The Envision's file parser is very tolerant, however, there are some situations where the parser needs a bit of help. The skip option can be used to tell parser to skip the N first lines of the flat file. The syntax is as follow:
read "/foo/bar*.csv" skip:2 as MyTable with
  "Foo1" as Id
  "Foo2" as Date
In the example above, the parser skips the first two lines of the flat file and expects the column headers to be found on the third line. The skip option is optional, with skip:0 being the default behavior. This option is intended to cope with systems which introduces meta-data at the very beginning of their flat file extractions.

Unsafe read

By default, Envision's file parser is strict: if a value is expected to be a date or a number, and if this value cannot be successfully parsed as such, the read statement will fail with an error. As a rule of thumb, when Envision encounters parsing errors, the best option consists of investigating why the file is corrupted in the first place. In fact, as Envision is capable of recognizing many formats of dates and numbers, the chances are that if Envision fails, data is likely to be corrupted. Data corruption can lead to all sort of errors. When Envision fails, more often than not, this is merely the visible sign of a problem that happened earlier.

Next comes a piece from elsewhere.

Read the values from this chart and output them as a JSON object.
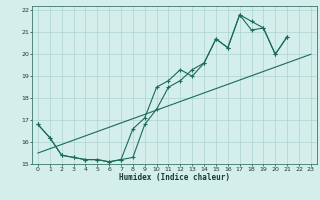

However, with large datasets, minor data corruptions become much more difficult to avoid. In particular, when corrupted data also happens to be old, fixing the data corruption might not even be worth the effort. Consequently, for these specific situations, Envision supports an unsafe read mode, as illustrated by the syntax below:
read "/foo/orders.tsv" unsafe with
  "My Id" as Id
  "My Date" as Date
When unsafe is used, Envision treats the parsing issues as warnings rather than errors. This option allows calculations to go ahead even if values or lines have been discarded by the parser because they could not be read.